Schools Matter Blog:
In a recent article, John Thomson of Schools Matter called into question research highlighted in Michael Petrilli’s piece “Rain of Error.” Thomson called Petrilli’s source a “compendium of pro-voucher studies” and its claims about the positive individual and systemic effects of vouchers an “exaggeration.”
The source was a Friedman Foundation report, “A Win-Win,” which includes a collection of ALL the random assignment studies on vouchers. Random assignment studies are the gold-standard of scientific research. (Note: Non-random assignment studies on the impact of vouchers were excluded from the Friedman report. These studies are more mixed, but generally find small positive impacts from vouchers.)

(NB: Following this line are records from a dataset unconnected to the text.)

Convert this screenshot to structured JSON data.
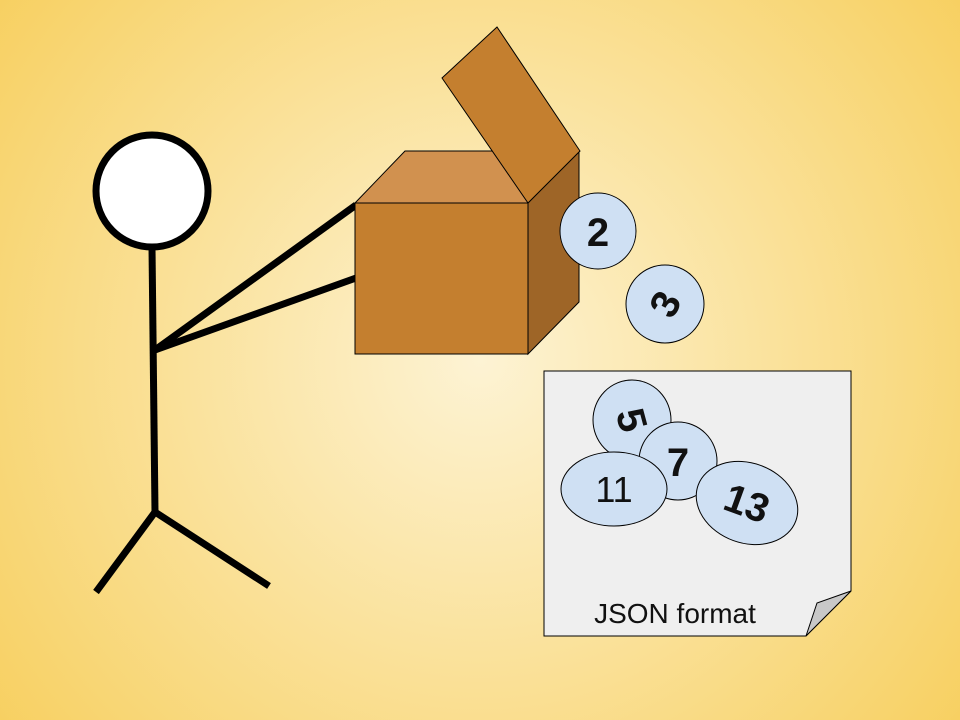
{
  "colors": {
    "background_center": "#fdf3d4",
    "background_edge": "#f7cf5e",
    "box_front": "#c47f2f",
    "box_top": "#d1914f",
    "box_side": "#9e6527",
    "ball_fill": "#cfe0f3",
    "paper_fill": "#efefef",
    "paper_fold": "#c8c8c8",
    "stroke": "#000000"
  },
  "balls": [
    {
      "label": "2"
    },
    {
      "label": "3"
    },
    {
      "label": "5"
    },
    {
      "label": "7"
    },
    {
      "label": "11"
    },
    {
      "label": "13"
    }
  ],
  "document": {
    "caption": "JSON format"
  }
}
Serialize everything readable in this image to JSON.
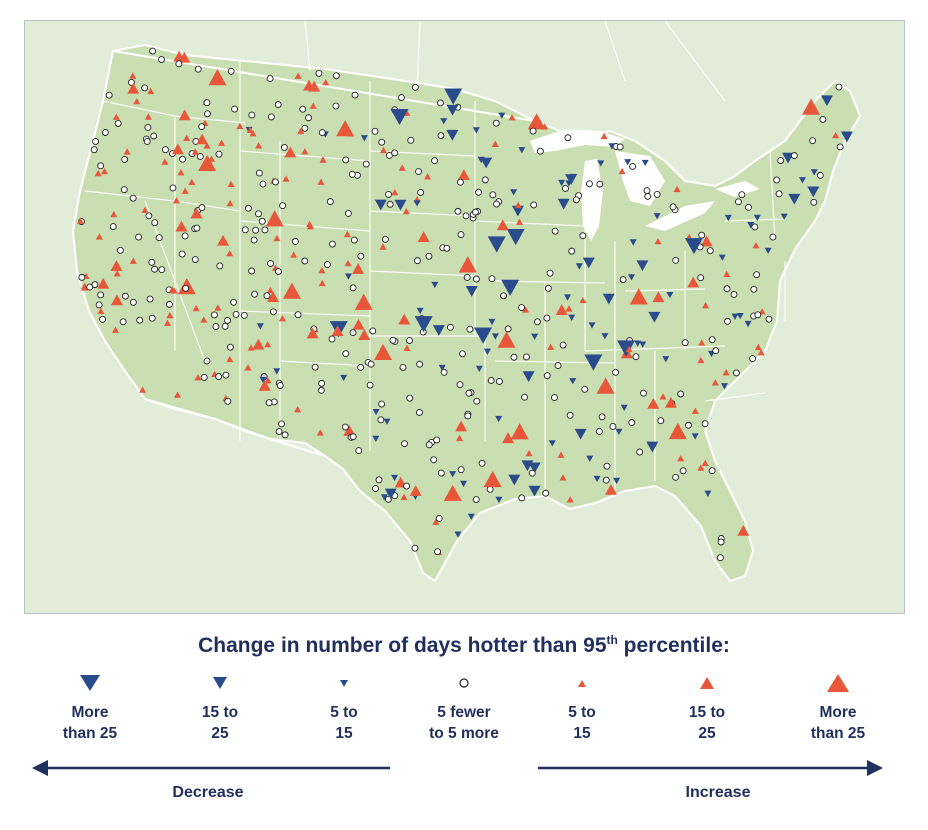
{
  "legend": {
    "title": "Change in number of days hotter than 95",
    "title_sup": "th",
    "title_end": " percentile:",
    "items": [
      {
        "symbol": "down-large",
        "line1": "More",
        "line2": "than 25"
      },
      {
        "symbol": "down-medium",
        "line1": "15 to",
        "line2": "25"
      },
      {
        "symbol": "down-small",
        "line1": "5 to",
        "line2": "15"
      },
      {
        "symbol": "circle",
        "line1": "5 fewer",
        "line2": "to 5 more"
      },
      {
        "symbol": "up-small",
        "line1": "5 to",
        "line2": "15"
      },
      {
        "symbol": "up-medium",
        "line1": "15 to",
        "line2": "25"
      },
      {
        "symbol": "up-large",
        "line1": "More",
        "line2": "than 25"
      }
    ],
    "decrease_label": "Decrease",
    "increase_label": "Increase"
  },
  "colors": {
    "decrease": "#2b4c8c",
    "increase": "#e8573a",
    "land_us": "#c9dfb1",
    "land_other": "#e2edd9",
    "water": "#ffffff",
    "text": "#1f2f5e"
  }
}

The Friedman report also reviewed studies on the “systemic effects” of vouchers (that is, how vouchers impact public schools) but only included reports which were “empirical studies using any scientific method.” Thus, lower quality studies were excluded.
The bottom line: The Friedman review found the reports overwhelmingly found small but positive gains for voucher participants, and that public schools improve when vouchers were an option for students.
Not convinced by Petrilli’s sources, Thomson hunts for his own and finds three “reputable” studies from the Institute for Education Studies, the Chicago Federal Reserve and the National Center for Education Statistics. Thompson says these studies support the claims of Diane Ravitch, not Petrilli or the Friedman Foundation.
Interestingly, two of the authors cited by Thomson (Cecilia Rouse and Patrick A. Wolf) had other research reviewed by Friedman (that source of exaggeration, remember?). Their other, random assignment research found statistically significant gains for at least one subgroup using vouchers.
One of the three studies cited by Thomson actually has nothing to do with vouchers (it’s a 2006 study about public vs. private schools). Another simply looks to discover what type of student exits the Milwaukee voucher program and concludes that vouchers work well for some, but not all students.
The only one that can remotely come close to supporting Ravitch is the one 2008 by the Chicago Federal Reserve. A literature review on school choice, it claims the research on vouchers is “mixed.”
(By the way, Diane Ravitch doesn’t use the word “mixed” to describe the research. In a recent interview with Sara Scribner, Ravitch claimed “vouchers have absolutely no impact on student achievement.”)
The Chicago Federal Reserve review includes a small assortment of voucher research of varying degrees of quality, and does not explain why certain studies were selected and others left out. It also examined fewer studies than the Friedman report criticized by Thomson.
Nevertheless, it actually found generally positive effects for voucher participants, and for public schools impacted by vouchers. That is the opposite of what Thomson claims.